A major cause of morbidity seen in spinal cord injury are related to respiratory complications. Typically, thoracic spinal cord lesions do not cause respiratory compromise related to ventilatory muscle compromise. However, because the diaphragm is the major muscle of ventilation and inspiration (C3-C5 nerve roots), chronic respiratory failure may develop. We present the case of a patient whose initial spinal lesion caused by a gun-shot wound would not have contributed to persistent hypercapnia, however he developed a syringomyelia extending into the cervical area which led to chronic ventilatory insufficiency.
A 49 year old male with history of parapalegia secondary to gunshot wound to the back suffered in 1997 with spinal cord injury at the level of T5, was admitted to the medical intensive care unit for urosepsis and concomitant acute hypercapnic hypoxic respiratory failure. He required mechanical ventilation for the treatment of respiratory distress and was subsequently found to have Pseudomonal infection in the urine and methicillin resistant staphylococcus aureus bacteremia. He responded well to antibiotics and defervesced after approximately 24 hours, but the patient experienced hypercapnia during attempted ventilator weaning. Review of laboratory testing prior to his infectious complications revealed a persistently elevated serum bicarbonate (range 30–36) over the past month. He was successfully extubated to BiPAP on day 4 of his ICU course and was ultimately transitioned to BiPAP at night.An MRI of the spine was done (see Panel A) after extubation to assess the cause for his chronic respiratory failure and hypoventilation as a spinal lesion at the T5 level should not result in persistent hypercapnia. He was found to have a syrinx that had extended from the level of C4 –T11 of the spine.
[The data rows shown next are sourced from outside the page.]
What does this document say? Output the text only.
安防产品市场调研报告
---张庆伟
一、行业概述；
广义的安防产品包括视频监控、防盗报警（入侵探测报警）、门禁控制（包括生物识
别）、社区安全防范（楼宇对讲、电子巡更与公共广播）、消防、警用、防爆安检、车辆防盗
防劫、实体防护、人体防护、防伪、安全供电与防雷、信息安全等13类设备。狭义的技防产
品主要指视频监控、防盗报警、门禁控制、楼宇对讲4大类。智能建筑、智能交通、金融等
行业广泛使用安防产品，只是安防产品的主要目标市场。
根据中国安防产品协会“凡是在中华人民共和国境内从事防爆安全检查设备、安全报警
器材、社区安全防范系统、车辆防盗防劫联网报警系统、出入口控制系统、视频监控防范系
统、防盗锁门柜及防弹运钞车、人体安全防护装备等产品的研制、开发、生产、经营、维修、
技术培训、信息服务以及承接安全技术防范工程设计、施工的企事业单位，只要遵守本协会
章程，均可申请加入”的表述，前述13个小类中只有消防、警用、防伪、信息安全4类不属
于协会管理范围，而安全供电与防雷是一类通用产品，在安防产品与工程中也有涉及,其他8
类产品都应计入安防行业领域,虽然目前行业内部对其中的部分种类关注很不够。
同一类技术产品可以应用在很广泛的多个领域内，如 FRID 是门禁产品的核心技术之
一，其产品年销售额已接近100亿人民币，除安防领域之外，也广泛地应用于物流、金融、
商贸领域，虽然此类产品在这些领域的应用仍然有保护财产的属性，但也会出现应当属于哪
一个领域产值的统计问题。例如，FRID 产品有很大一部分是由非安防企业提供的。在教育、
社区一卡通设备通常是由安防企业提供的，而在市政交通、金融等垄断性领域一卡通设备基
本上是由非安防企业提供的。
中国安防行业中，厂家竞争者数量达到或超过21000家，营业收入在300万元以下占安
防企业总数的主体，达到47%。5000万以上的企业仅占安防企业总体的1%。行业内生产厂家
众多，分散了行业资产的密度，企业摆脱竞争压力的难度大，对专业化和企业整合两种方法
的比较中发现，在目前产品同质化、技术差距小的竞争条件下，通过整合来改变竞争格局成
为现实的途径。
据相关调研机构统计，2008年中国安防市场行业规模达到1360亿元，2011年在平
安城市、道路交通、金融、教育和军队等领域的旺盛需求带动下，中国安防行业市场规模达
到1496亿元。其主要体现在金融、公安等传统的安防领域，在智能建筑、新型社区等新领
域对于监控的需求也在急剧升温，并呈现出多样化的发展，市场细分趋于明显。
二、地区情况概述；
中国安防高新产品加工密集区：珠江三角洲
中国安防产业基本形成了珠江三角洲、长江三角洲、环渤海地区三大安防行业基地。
Syringomyelia is the development of a fluid-filled cavity or syrinx within the spinal cord. 50% of cases are due to congenital defects that become more apparent as the person develops (usually into adolescence or young adulthood), the vast majority of which are caused by Arnold-Chiari malformations. The other 50% are due to causes such as spinal cord tumor or hemorrhage, scarring due to previous spinal trauma, or kyphoscoliosis. Progressive post-traumatic cystic syringomyelia is an uncommon but a potentially clinically serious complication of spinal cord injury. Post-traumatic delayed development of syringomyelia, once thought to occur in only 1–4% of cases, is now increasingly recognized as a major cause of morbidity. Progressive signs and symptoms can develop as early as three months after spinal cord trauma or can occur as late sequelae as late as 32 years after spinal cord injury.It is likely that our patient developed chronic hypoventilation from the extension of the syrinx to the level of C4 which can cause weakness in both the diaphragm and other muscles of respiration. As was noted in the case described, the risk of chronic ventilator dependence is greatest among patients with injuries close to the C3 level and in patients older than 50 with underlying lung disease. Some patients with injuries at this level may, with aging, insidiously develop chronic hypoventilation which requires chronic ventilatory support decades after spinal cord injury.Though the patient seemed to do well with improvement on BiPAP at night, he may ultimately require continuous mechanical ventilation.
In the case just described, as the original lesion at T4 should not have affected the patient’s ventilatory status further investigations for this relatively uncommon complication of spinal cord injury was warranted. The possibility of syringomyelia should be considered in any patient who develops chronic hypercapnia following a spinal cord injury as extension of a syrinx can lead to progressive respiratory failure.